3. Any consideration of what is the “right” amount to allocate to health spending (as opposed to the processes for determining the arrangements for Vote Health funding).
Related work
The Minister of Health has asked the Ministry to lead a refresh of the New Zealand Health Strategy to be delivered by June 2015. The refresh will bring the strategy up to date and provide a road map for the sector for the key shifts needed over the next five years. The funding review will need to reflect the high-level direction set in the strategy – to achieve the timelines set for both projects there will require close linkages between the review process and the development of the strategy.
The Director-General of Health has asked an independent review group led by Sue Suckling to assess capability and capacity within the sector to implement change. The review will take as its starting point the decisions made by Cabinet following the recommendations from the 2009 Ministerial Review Group.

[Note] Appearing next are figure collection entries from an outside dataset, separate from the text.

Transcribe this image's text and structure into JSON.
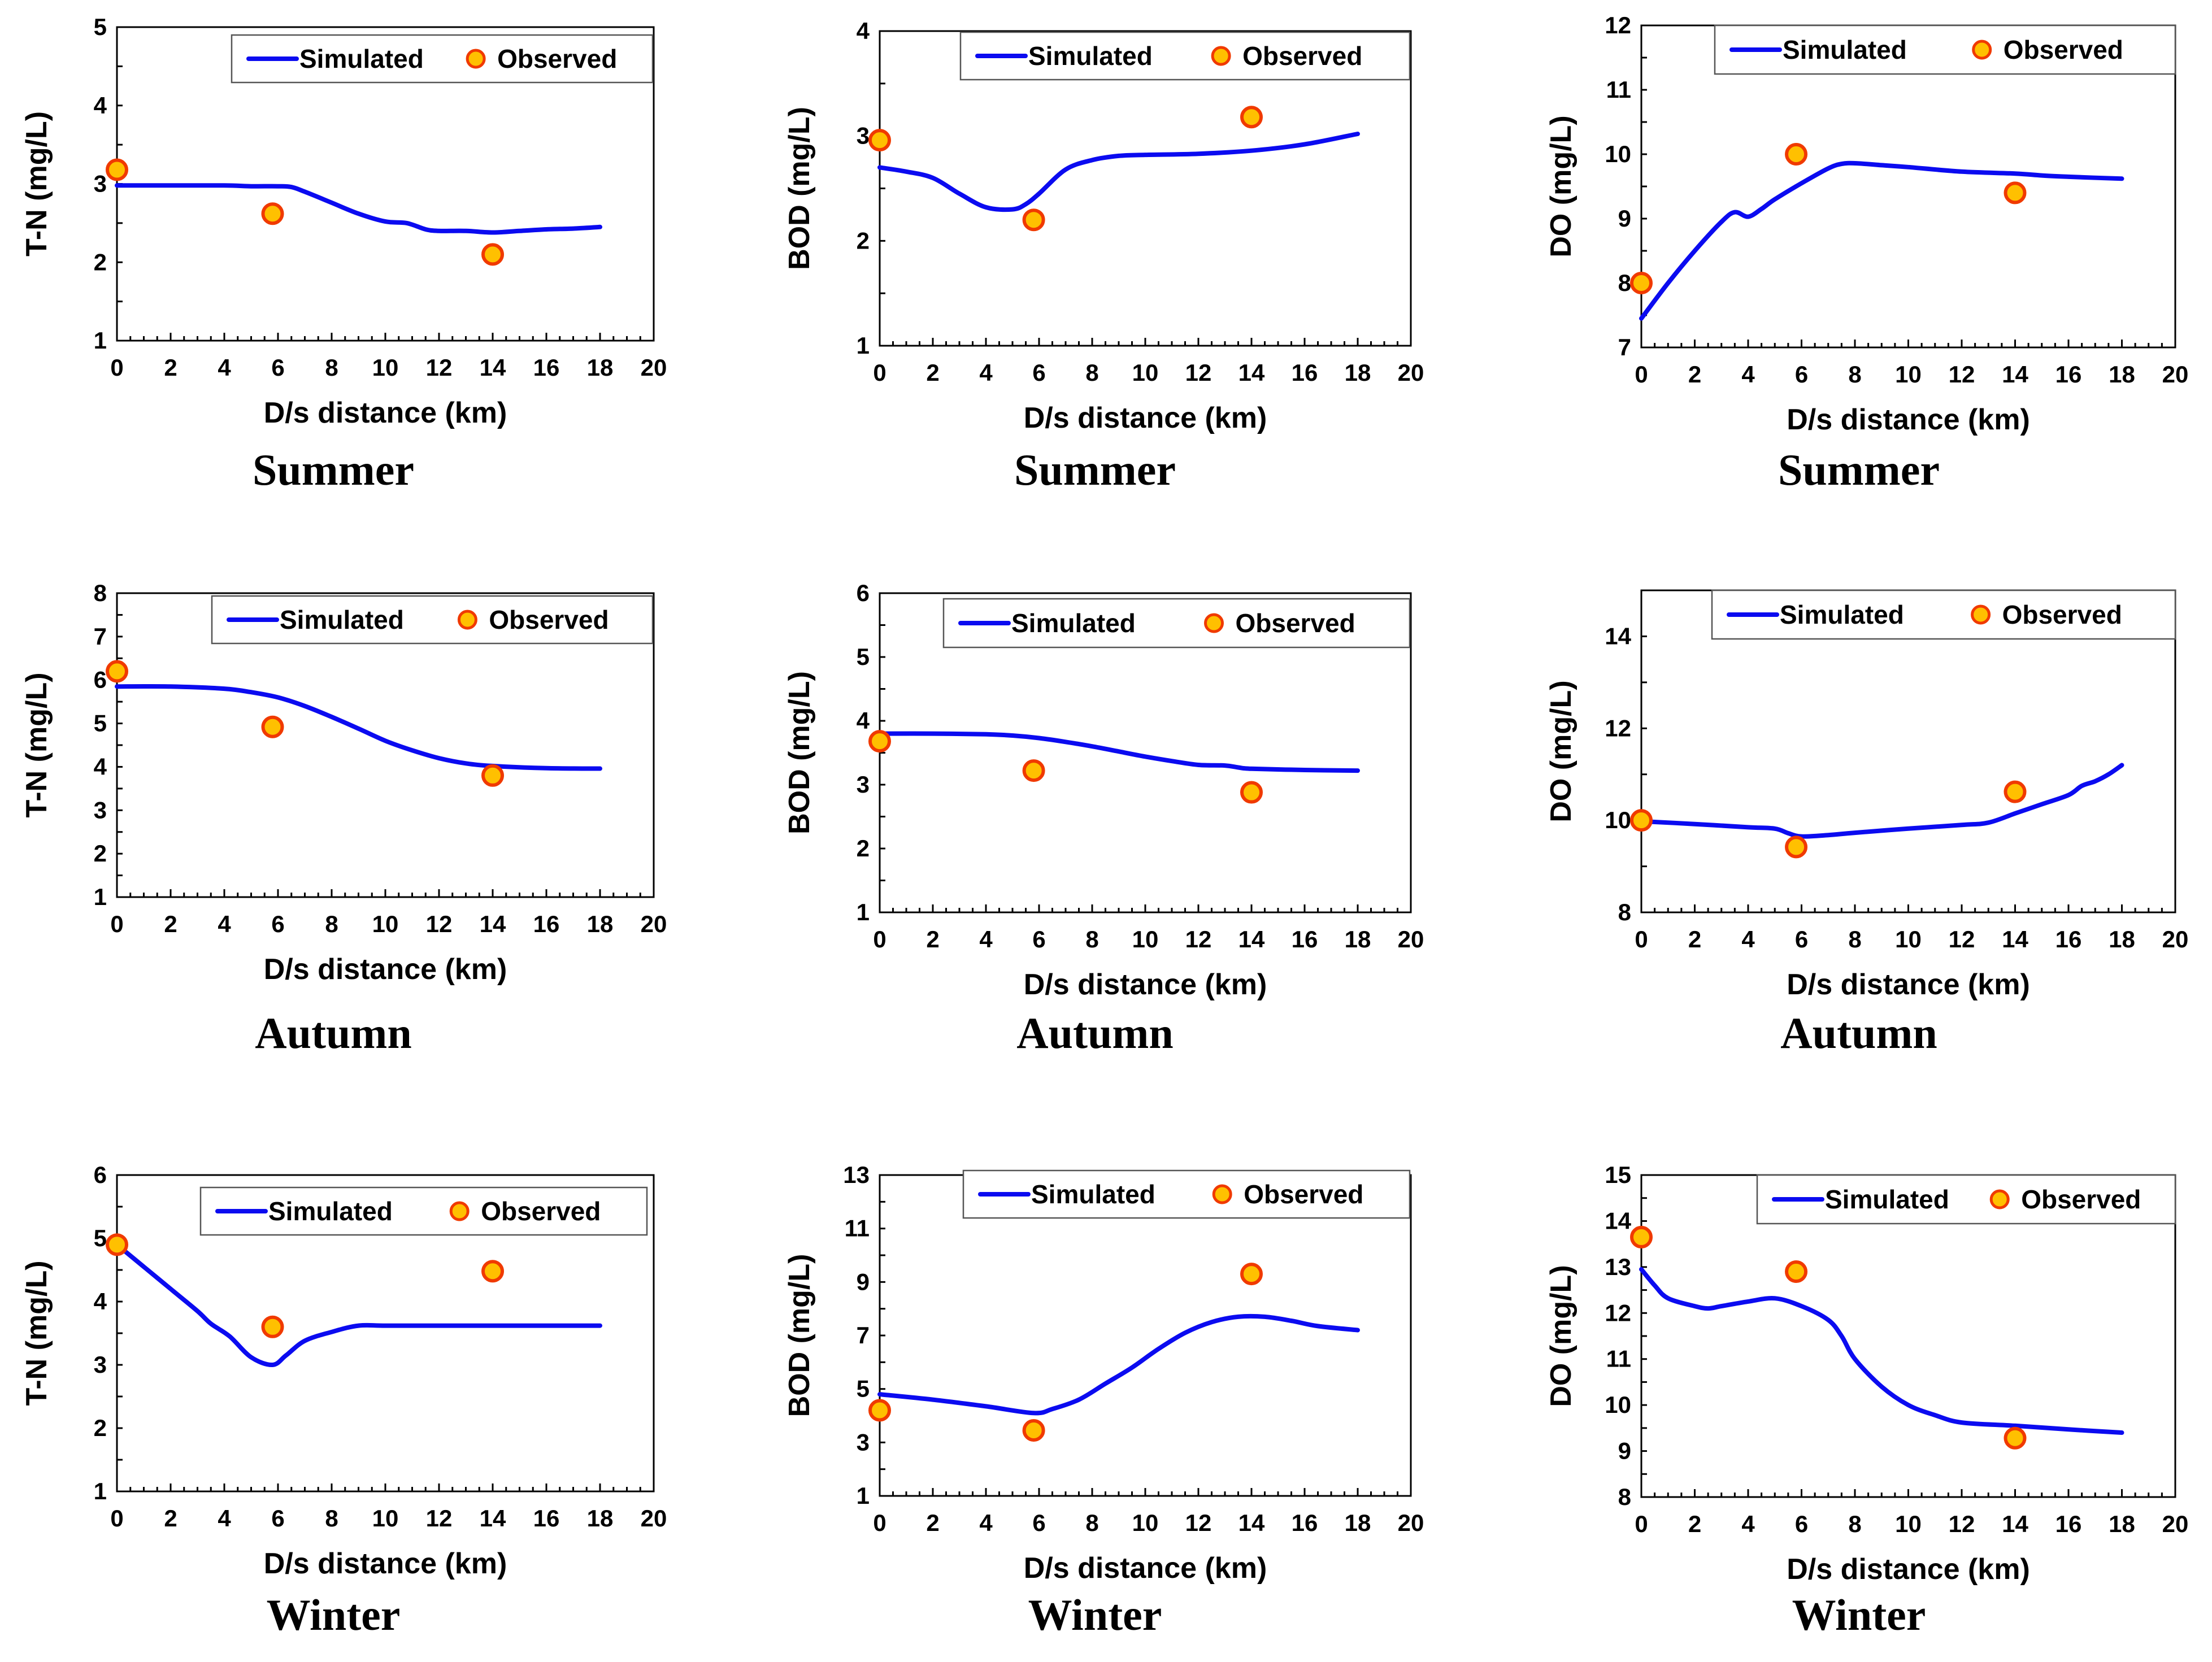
{
  "colors": {
    "simulated_line": "#0b0bf0",
    "observed_fill": "#ffc000",
    "observed_edge": "#f03a00",
    "axis": "#000000"
  },
  "legend": {
    "simulated": "Simulated",
    "observed": "Observed"
  },
  "chart_data": [
    {
      "type": "line",
      "title": "Summer",
      "xlabel": "D/s distance (km)",
      "ylabel": "T-N (mg/L)",
      "xlim": [
        0,
        20
      ],
      "ylim": [
        1,
        5
      ],
      "xticks": [
        0,
        2,
        4,
        6,
        8,
        10,
        12,
        14,
        16,
        18,
        20
      ],
      "yticks": [
        1,
        2,
        3,
        4,
        5
      ],
      "series": [
        {
          "name": "Simulated",
          "x": [
            0,
            2,
            4,
            5,
            6,
            6.5,
            7,
            8,
            9,
            10,
            10.8,
            11.5,
            12,
            13,
            14,
            15,
            16,
            17,
            18
          ],
          "y": [
            2.98,
            2.98,
            2.98,
            2.97,
            2.97,
            2.96,
            2.9,
            2.76,
            2.62,
            2.52,
            2.5,
            2.42,
            2.4,
            2.4,
            2.38,
            2.4,
            2.42,
            2.43,
            2.45
          ]
        },
        {
          "name": "Observed",
          "x": [
            0,
            5.8,
            14
          ],
          "y": [
            3.18,
            2.62,
            2.1
          ]
        }
      ]
    },
    {
      "type": "line",
      "title": "Summer",
      "xlabel": "D/s distance (km)",
      "ylabel": "BOD (mg/L)",
      "xlim": [
        0,
        20
      ],
      "ylim": [
        1,
        4
      ],
      "xticks": [
        0,
        2,
        4,
        6,
        8,
        10,
        12,
        14,
        16,
        18,
        20
      ],
      "yticks": [
        1,
        2,
        3,
        4
      ],
      "series": [
        {
          "name": "Simulated",
          "x": [
            0,
            1,
            2,
            3,
            4,
            5,
            5.5,
            6,
            7,
            8,
            9,
            10,
            12,
            14,
            16,
            18
          ],
          "y": [
            2.7,
            2.66,
            2.6,
            2.45,
            2.32,
            2.3,
            2.35,
            2.45,
            2.68,
            2.77,
            2.81,
            2.82,
            2.83,
            2.86,
            2.92,
            3.02
          ]
        },
        {
          "name": "Observed",
          "x": [
            0,
            5.8,
            14
          ],
          "y": [
            2.96,
            2.2,
            3.18
          ]
        }
      ]
    },
    {
      "type": "line",
      "title": "Summer",
      "xlabel": "D/s distance (km)",
      "ylabel": "DO (mg/L)",
      "xlim": [
        0,
        20
      ],
      "ylim": [
        7,
        12
      ],
      "xticks": [
        0,
        2,
        4,
        6,
        8,
        10,
        12,
        14,
        16,
        18,
        20
      ],
      "yticks": [
        7,
        8,
        9,
        10,
        11,
        12
      ],
      "series": [
        {
          "name": "Simulated",
          "x": [
            0,
            1,
            2,
            3,
            3.5,
            4,
            4.5,
            5,
            6,
            7,
            7.5,
            8,
            9,
            10,
            12,
            14,
            15,
            16,
            18
          ],
          "y": [
            7.45,
            8.0,
            8.5,
            8.95,
            9.1,
            9.03,
            9.15,
            9.3,
            9.55,
            9.78,
            9.85,
            9.86,
            9.83,
            9.8,
            9.73,
            9.7,
            9.67,
            9.65,
            9.62
          ]
        },
        {
          "name": "Observed",
          "x": [
            0,
            5.8,
            14
          ],
          "y": [
            8.0,
            10.0,
            9.4
          ]
        }
      ]
    },
    {
      "type": "line",
      "title": "Autumn",
      "xlabel": "D/s distance (km)",
      "ylabel": "T-N (mg/L)",
      "xlim": [
        0,
        20
      ],
      "ylim": [
        1,
        8
      ],
      "xticks": [
        0,
        2,
        4,
        6,
        8,
        10,
        12,
        14,
        16,
        18,
        20
      ],
      "yticks": [
        1,
        2,
        3,
        4,
        5,
        6,
        7,
        8
      ],
      "series": [
        {
          "name": "Simulated",
          "x": [
            0,
            2,
            4,
            5,
            6,
            7,
            8,
            9,
            10,
            11,
            12,
            13,
            14,
            16,
            18
          ],
          "y": [
            5.85,
            5.85,
            5.8,
            5.72,
            5.6,
            5.4,
            5.15,
            4.88,
            4.6,
            4.38,
            4.2,
            4.08,
            4.02,
            3.97,
            3.96
          ]
        },
        {
          "name": "Observed",
          "x": [
            0,
            5.8,
            14
          ],
          "y": [
            6.2,
            4.92,
            3.8
          ]
        }
      ]
    },
    {
      "type": "line",
      "title": "Autumn",
      "xlabel": "D/s distance (km)",
      "ylabel": "BOD (mg/L)",
      "xlim": [
        0,
        20
      ],
      "ylim": [
        1,
        6
      ],
      "xticks": [
        0,
        2,
        4,
        6,
        8,
        10,
        12,
        14,
        16,
        18,
        20
      ],
      "yticks": [
        1,
        2,
        3,
        4,
        5,
        6
      ],
      "series": [
        {
          "name": "Simulated",
          "x": [
            0,
            2,
            4,
            5,
            6,
            7,
            8,
            9,
            10,
            11,
            12,
            13,
            13.5,
            14,
            16,
            18
          ],
          "y": [
            3.8,
            3.8,
            3.79,
            3.77,
            3.73,
            3.67,
            3.6,
            3.52,
            3.44,
            3.37,
            3.31,
            3.3,
            3.27,
            3.25,
            3.23,
            3.22
          ]
        },
        {
          "name": "Observed",
          "x": [
            0,
            5.8,
            14
          ],
          "y": [
            3.68,
            3.22,
            2.88
          ]
        }
      ]
    },
    {
      "type": "line",
      "title": "Autumn",
      "xlabel": "D/s distance (km)",
      "ylabel": "DO (mg/L)",
      "xlim": [
        0,
        20
      ],
      "ylim": [
        8,
        15
      ],
      "xticks": [
        0,
        2,
        4,
        6,
        8,
        10,
        12,
        14,
        16,
        18,
        20
      ],
      "yticks": [
        8,
        10,
        12,
        14
      ],
      "series": [
        {
          "name": "Simulated",
          "x": [
            0,
            2,
            4,
            5,
            5.5,
            6,
            7,
            8,
            10,
            12,
            13,
            14,
            15,
            16,
            16.5,
            17,
            17.5,
            18
          ],
          "y": [
            9.98,
            9.92,
            9.85,
            9.82,
            9.72,
            9.65,
            9.68,
            9.73,
            9.82,
            9.9,
            9.95,
            10.15,
            10.35,
            10.55,
            10.75,
            10.85,
            11.0,
            11.2
          ]
        },
        {
          "name": "Observed",
          "x": [
            0,
            5.8,
            14
          ],
          "y": [
            10.0,
            9.42,
            10.62
          ]
        }
      ]
    },
    {
      "type": "line",
      "title": "Winter",
      "xlabel": "D/s distance (km)",
      "ylabel": "T-N (mg/L)",
      "xlim": [
        0,
        20
      ],
      "ylim": [
        1,
        6
      ],
      "xticks": [
        0,
        2,
        4,
        6,
        8,
        10,
        12,
        14,
        16,
        18,
        20
      ],
      "yticks": [
        1,
        2,
        3,
        4,
        5,
        6
      ],
      "series": [
        {
          "name": "Simulated",
          "x": [
            0,
            1,
            2,
            3,
            3.5,
            4.2,
            5,
            5.8,
            6.3,
            7,
            8,
            9,
            10,
            12,
            14,
            16,
            18
          ],
          "y": [
            4.9,
            4.55,
            4.2,
            3.85,
            3.65,
            3.45,
            3.12,
            3.0,
            3.15,
            3.38,
            3.52,
            3.62,
            3.62,
            3.62,
            3.62,
            3.62,
            3.62
          ]
        },
        {
          "name": "Observed",
          "x": [
            0,
            5.8,
            14
          ],
          "y": [
            4.9,
            3.6,
            4.48
          ]
        }
      ]
    },
    {
      "type": "line",
      "title": "Winter",
      "xlabel": "D/s distance (km)",
      "ylabel": "BOD (mg/L)",
      "xlim": [
        0,
        20
      ],
      "ylim": [
        1,
        13
      ],
      "xticks": [
        0,
        2,
        4,
        6,
        8,
        10,
        12,
        14,
        16,
        18,
        20
      ],
      "yticks": [
        1,
        3,
        5,
        7,
        9,
        11,
        13
      ],
      "series": [
        {
          "name": "Simulated",
          "x": [
            0,
            2,
            4,
            5.8,
            6.5,
            7.5,
            8.5,
            9.5,
            10.5,
            11.5,
            12.5,
            13.5,
            14.5,
            15.5,
            16.5,
            18
          ],
          "y": [
            4.8,
            4.6,
            4.35,
            4.1,
            4.25,
            4.6,
            5.2,
            5.8,
            6.5,
            7.1,
            7.5,
            7.7,
            7.7,
            7.55,
            7.35,
            7.2
          ]
        },
        {
          "name": "Observed",
          "x": [
            0,
            5.8,
            14
          ],
          "y": [
            4.2,
            3.45,
            9.3
          ]
        }
      ]
    },
    {
      "type": "line",
      "title": "Winter",
      "xlabel": "D/s distance (km)",
      "ylabel": "DO (mg/L)",
      "xlim": [
        0,
        20
      ],
      "ylim": [
        8,
        15
      ],
      "xticks": [
        0,
        2,
        4,
        6,
        8,
        10,
        12,
        14,
        16,
        18,
        20
      ],
      "yticks": [
        8,
        9,
        10,
        11,
        12,
        13,
        14,
        15
      ],
      "series": [
        {
          "name": "Simulated",
          "x": [
            0,
            0.5,
            1,
            2,
            2.5,
            3,
            4,
            5,
            6,
            7,
            7.5,
            8,
            9,
            10,
            11,
            12,
            14,
            16,
            18
          ],
          "y": [
            12.95,
            12.6,
            12.32,
            12.15,
            12.1,
            12.15,
            12.25,
            12.32,
            12.15,
            11.85,
            11.5,
            11.0,
            10.4,
            10.0,
            9.78,
            9.62,
            9.55,
            9.47,
            9.4
          ]
        },
        {
          "name": "Observed",
          "x": [
            0,
            5.8,
            14
          ],
          "y": [
            13.65,
            12.9,
            9.28
          ]
        }
      ]
    }
  ]
}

A technical review of the population based funding formula, the main allocation mechanism for distributing funding on an equitable basis between DHBs, is underway and is set to report to ministers in August 2015 so that change can be reflected in the 2016/17 planning year. The technical review can proceed while the wider issues are being considered. This technical review is surfacing wider policy questions which could be encompassed in the scope of the wider funding settings review at the agreement of the Director-General and the review Chair.
Process and Deliverables
The review will be led by Dr Murray Horn with additional panel members appointed on an agreed basis in consultation with the Chair and Director-General. .
Officials from the Ministry and Treasury will provide technical support and advice to the review. The Ministry will provide administrative and secretariat support.
The deliverables for this review will be as follows:
· An update on the process to be adopted will be provided to the Director-General by 10 April 2015
· A draft report to the Director-General of Health by the end of the second week of May 2015.
· A final report and presentation of the key findings and recommendations to the Director‑General of Health is to be completed by 30 June 2015.